La billetera no estaba, tampoco la identificación.
—¿Dónde diantres se metió esa cosa?
—¿Qué cosa?
—Ahora más temprano, un objeto olvidado, lo tenía acá, listo para ponerlo en Efe y Ele, cuando salió aquella llamada de emergencia.
¿Dónde estaba? ¿Dónde estaba? La pantalla del computador continuaba mostrando la misma entrada que había puesto antes, el precinto estaba abierto sobre la mesa, la misma cuchilla con la que la había abierto a un lado.
—Ahora si que me van a despedir.
¿Quién se había metido en este lugar? ¿Quién había osado a meterse en este cuarto y robarse la cartera? ¿Había sido uno de mis agentes?
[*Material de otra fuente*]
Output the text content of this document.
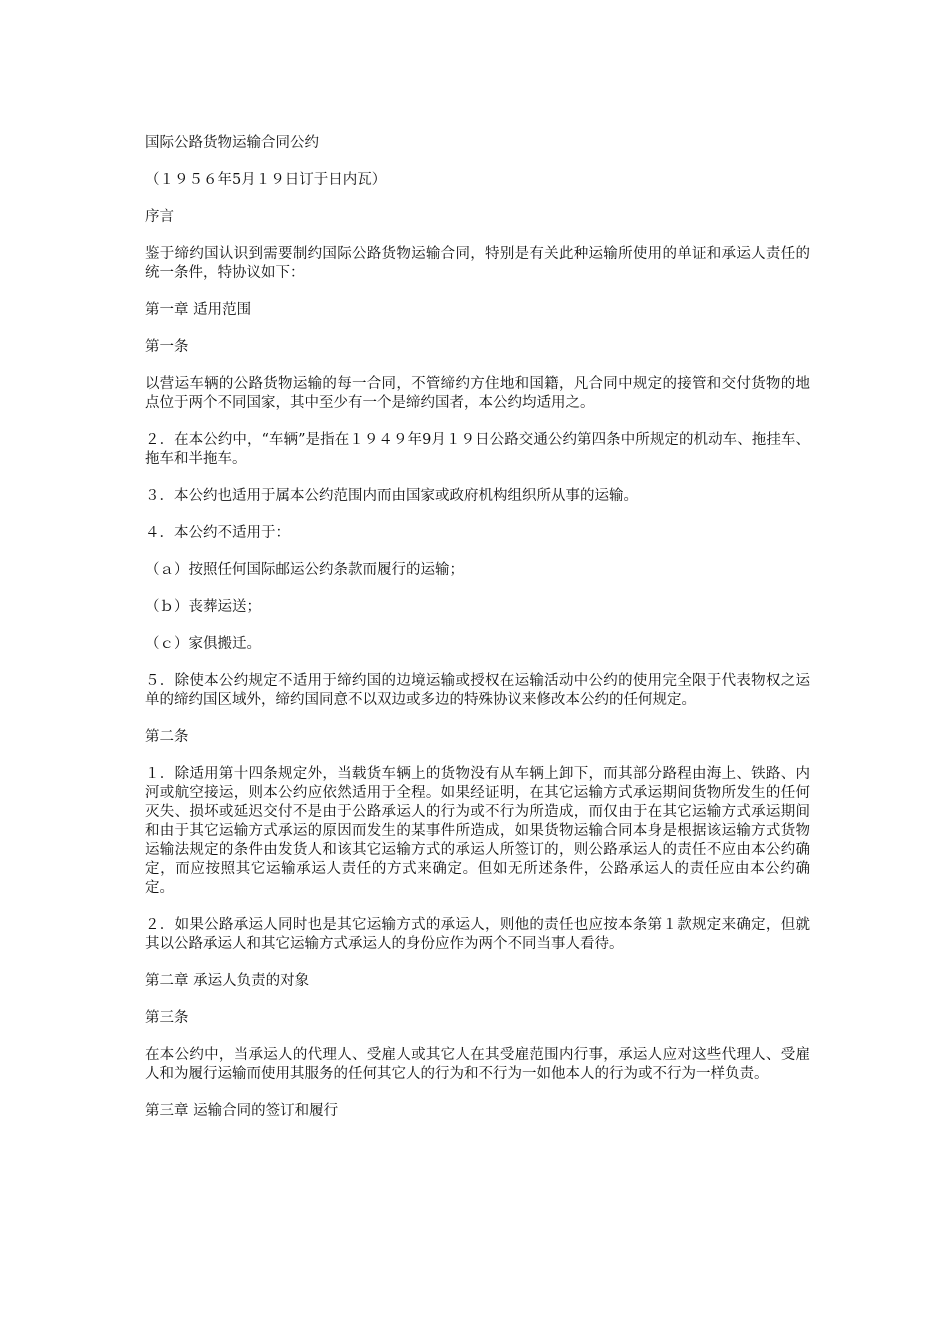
国际公路货物运输合同公约

（１９５６年5月１９日订于日内瓦）

序言

鉴于缔约国认识到需要制约国际公路货物运输合同，特别是有关此种运输所使用的单证和承运人责任的统一条件，特协议如下：

第一章 适用范围

第一条

以营运车辆的公路货物运输的每一合同，不管缔约方住地和国籍，凡合同中规定的接管和交付货物的地点位于两个不同国家，其中至少有一个是缔约国者，本公约均适用之。

２．在本公约中，“车辆”是指在１９４９年9月１９日公路交通公约第四条中所规定的机动车、拖挂车、拖车和半拖车。

３．本公约也适用于属本公约范围内而由国家或政府机构组织所从事的运输。

４．本公约不适用于：

（ａ）按照任何国际邮运公约条款而履行的运输；

（ｂ）丧葬运送；

（ｃ）家俱搬迁。

５．除使本公约规定不适用于缔约国的边境运输或授权在运输活动中公约的使用完全限于代表物权之运单的缔约国区域外，缔约国同意不以双边或多边的特殊协议来修改本公约的任何规定。

第二条

１．除适用第十四条规定外，当载货车辆上的货物没有从车辆上卸下，而其部分路程由海上、铁路、内河或航空接运，则本公约应依然适用于全程。如果经证明，在其它运输方式承运期间货物所发生的任何灭失、损坏或延迟交付不是由于公路承运人的行为或不行为所造成，而仅由于在其它运输方式承运期间和由于其它运输方式承运的原因而发生的某事件所造成，如果货物运输合同本身是根据该运输方式货物运输法规定的条件由发货人和该其它运输方式的承运人所签订的，则公路承运人的责任不应由本公约确定，而应按照其它运输承运人责任的方式来确定。但如无所述条件，公路承运人的责任应由本公约确定。

２．如果公路承运人同时也是其它运输方式的承运人，则他的责任也应按本条第１款规定来确定，但就其以公路承运人和其它运输方式承运人的身份应作为两个不同当事人看待。

第二章 承运人负责的对象

第三条

在本公约中，当承运人的代理人、受雇人或其它人在其受雇范围内行事，承运人应对这些代理人、受雇人和为履行运输而使用其服务的任何其它人的行为和不行为一如他本人的行为或不行为一样负责。

第三章 运输合同的签订和履行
Debo ver las grabaciones de seguridad.

Oh, dos tarjetas de crédito y dos de débito, ¡genial! No tenía mucho efectivo, pero bueno, al menos algo me podré comprar. Saqué los billetes y las tarjetas, las embutí en el abrigo junto con la licencia, lancé la cartera a la basura y salí del cubículo del baño. Aún estaba con la adrenalina al máximo.
Este aeropuerto es un chiste, ya he robado varias veces y puedo seguir haciéndolo. La seguridad es pésima, ¿cómo dejan una sala de seguridad vacía y con una cerradura tan mala? Cuando regrese de Acción de Gracias, de pronto le de una vuelta más a ver que encuentro.
Volteé a mirar alrededor al salir del baño. Oh, ¡qué baratija! ¡Chili Dog con soda por nueve dólares! Bueno, es hora de usar uno de estos billetes.

Las personas, lugares y eventos descritas en esta historia son ficticias, y cualquier similitud con cualquier lugar real, persona real, viva o fallecida, sus vidas y eventos es solamente coincidencia.